A flatmate was really into the hitherto taboo Neil Young and Rolling Stones and I became fairly partial to the Stones '60s stuff. It was fantastic pop music and 'Powderfinger' was often blasted very loudly whilst drunk.
I was also writing a fair bit for
Rip It Up. I reviewed a Klaus Dinger solo album. I'd never heard of the guy, but was sent a tape by some guy in Auckland. he'd read the review and thought I ought to check out the guy's '70s band,
NEU!. Thus was I introduced to krautrock...
I was also writing for
Real Groove. In this time I interviewed, either in person or over the phone, the likes of Pavement, Sebadoh, Stereolab, Throwing Muses, Sonic Youth and loads of NZ bands. I'd had my full of it by the late '90s, early 00s, but it was incredibly exciting and fulfilling at the time.
In Feb '94 I saw Johnny Cash (and June for a few songs!) at the Christchurch Town Hall. He was outstanding and to this day is far and away the most charismatic performer I've ever seen.
I lived in or near Wellington from '95 to '98 and saw plenty of great bands in that time. Sonic Youth at the Wellington Town Hall were particularly superb, as was Tony Conrad at a small venue.

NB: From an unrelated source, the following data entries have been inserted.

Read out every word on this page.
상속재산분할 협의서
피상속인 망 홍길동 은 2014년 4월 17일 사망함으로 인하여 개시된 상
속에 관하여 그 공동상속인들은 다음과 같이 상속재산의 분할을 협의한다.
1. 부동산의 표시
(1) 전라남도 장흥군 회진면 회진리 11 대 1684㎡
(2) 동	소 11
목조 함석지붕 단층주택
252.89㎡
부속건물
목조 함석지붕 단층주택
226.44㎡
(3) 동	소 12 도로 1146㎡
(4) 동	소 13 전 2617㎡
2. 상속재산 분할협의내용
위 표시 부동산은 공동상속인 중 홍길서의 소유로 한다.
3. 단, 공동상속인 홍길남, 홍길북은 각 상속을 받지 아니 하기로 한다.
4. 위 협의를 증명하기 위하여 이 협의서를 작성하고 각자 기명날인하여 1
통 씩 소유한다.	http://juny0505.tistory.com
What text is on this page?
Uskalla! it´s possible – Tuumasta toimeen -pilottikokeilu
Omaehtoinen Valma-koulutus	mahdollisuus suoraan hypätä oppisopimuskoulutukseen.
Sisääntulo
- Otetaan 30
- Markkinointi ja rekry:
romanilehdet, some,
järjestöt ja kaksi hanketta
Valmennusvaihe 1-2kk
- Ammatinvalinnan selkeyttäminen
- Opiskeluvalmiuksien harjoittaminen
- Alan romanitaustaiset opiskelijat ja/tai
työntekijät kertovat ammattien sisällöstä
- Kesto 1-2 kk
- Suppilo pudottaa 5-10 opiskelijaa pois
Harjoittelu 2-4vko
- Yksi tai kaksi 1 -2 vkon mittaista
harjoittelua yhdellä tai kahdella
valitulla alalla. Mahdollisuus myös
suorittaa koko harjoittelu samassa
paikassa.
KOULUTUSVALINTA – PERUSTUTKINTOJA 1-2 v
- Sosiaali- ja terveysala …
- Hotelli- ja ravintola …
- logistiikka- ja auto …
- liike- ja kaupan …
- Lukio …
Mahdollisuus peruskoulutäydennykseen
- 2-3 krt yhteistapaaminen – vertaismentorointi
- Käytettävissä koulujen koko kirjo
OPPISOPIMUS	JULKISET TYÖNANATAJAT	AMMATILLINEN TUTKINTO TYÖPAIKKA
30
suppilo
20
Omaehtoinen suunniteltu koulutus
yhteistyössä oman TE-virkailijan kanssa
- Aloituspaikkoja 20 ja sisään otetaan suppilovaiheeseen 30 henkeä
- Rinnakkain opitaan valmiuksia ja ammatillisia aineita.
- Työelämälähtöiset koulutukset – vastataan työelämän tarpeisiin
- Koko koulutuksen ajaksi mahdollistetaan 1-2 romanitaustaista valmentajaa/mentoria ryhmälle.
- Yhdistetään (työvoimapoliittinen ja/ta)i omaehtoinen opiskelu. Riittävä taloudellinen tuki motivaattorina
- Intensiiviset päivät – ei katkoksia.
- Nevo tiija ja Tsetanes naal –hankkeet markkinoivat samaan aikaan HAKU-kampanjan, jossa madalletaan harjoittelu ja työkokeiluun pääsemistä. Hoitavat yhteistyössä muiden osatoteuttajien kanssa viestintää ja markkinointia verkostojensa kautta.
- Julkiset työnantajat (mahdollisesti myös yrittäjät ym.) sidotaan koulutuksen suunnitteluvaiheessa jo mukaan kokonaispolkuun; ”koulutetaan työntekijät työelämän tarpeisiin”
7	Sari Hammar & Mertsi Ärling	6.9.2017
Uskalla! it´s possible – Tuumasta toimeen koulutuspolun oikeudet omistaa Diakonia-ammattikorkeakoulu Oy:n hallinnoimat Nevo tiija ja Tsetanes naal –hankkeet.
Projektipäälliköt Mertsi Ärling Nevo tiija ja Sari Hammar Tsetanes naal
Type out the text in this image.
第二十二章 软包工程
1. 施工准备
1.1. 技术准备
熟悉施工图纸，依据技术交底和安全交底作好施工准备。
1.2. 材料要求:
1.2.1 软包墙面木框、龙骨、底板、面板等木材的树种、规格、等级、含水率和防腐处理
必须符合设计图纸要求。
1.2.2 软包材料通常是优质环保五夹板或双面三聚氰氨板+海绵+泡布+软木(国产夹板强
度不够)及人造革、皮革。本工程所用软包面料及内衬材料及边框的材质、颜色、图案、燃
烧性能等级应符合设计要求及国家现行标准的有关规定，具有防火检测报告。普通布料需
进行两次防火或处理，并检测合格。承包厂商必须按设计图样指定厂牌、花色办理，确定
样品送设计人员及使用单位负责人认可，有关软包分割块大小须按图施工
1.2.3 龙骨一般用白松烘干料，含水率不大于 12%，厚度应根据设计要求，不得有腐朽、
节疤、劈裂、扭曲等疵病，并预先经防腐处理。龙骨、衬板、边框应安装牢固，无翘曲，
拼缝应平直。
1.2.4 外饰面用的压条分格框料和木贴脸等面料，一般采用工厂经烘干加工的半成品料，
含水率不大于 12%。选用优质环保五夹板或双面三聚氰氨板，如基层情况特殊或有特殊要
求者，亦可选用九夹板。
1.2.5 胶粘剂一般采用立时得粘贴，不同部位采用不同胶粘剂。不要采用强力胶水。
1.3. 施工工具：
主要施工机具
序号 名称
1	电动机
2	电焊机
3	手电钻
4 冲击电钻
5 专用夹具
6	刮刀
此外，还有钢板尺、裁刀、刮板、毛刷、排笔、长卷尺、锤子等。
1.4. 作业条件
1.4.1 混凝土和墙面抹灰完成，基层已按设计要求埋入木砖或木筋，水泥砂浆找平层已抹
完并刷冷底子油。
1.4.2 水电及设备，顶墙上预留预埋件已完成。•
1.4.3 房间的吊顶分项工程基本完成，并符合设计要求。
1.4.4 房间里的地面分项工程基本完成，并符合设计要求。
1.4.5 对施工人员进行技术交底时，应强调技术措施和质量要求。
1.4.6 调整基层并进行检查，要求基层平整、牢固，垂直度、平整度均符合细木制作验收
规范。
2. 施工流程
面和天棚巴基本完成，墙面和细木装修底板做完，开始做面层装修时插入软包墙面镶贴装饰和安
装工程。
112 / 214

Wellington, at that point, had nowhere near as good a scene as Dunedin's so I didn't go to as many gigs. But it had some cracking good record shops. Plus started getting into Roxy Music, Brian Eno and Leonard Cohen.
In '98 I went over to Britain on holiday and saw laods of gigs, including Spiritualized at the Peel-curated Meltdown and The Pastels and Acid Mothers Temple in Glasgow. These were once-in-a-lifetime gigs and something I'll always be thankful for.
From '98 to "00 I lived in Hamilton and didn't really go to many gigs.
I've been back in Dunedin since '00. I rarely go to gigs these days, mainly a good local band if I'm in the mood. These days the Dunedin scene is pretty poor, so it tends to be Wellington or Auckland bands.Of overseas acts, I loved Joanna Newsom in Christchurch two months ago.
If gig attendance has shrunk, listening has exapnded. I'm really keen on jazz, country, folk and so forth. I don't listen to as much rock, though of course, krautrock proves the exception.
I don't have a great deal of knowledge of much current music. There's a lot I hear or read about, but I just haven't got the time or commitment I once did to check it out much.
But I'll always love music, no matter what.
"U2 routinely spent a year in the studio...I have a theory: if you put four monkeys in the studio for a year with Lanois and Eno and Lillywhite, they would make a pretty good record, too."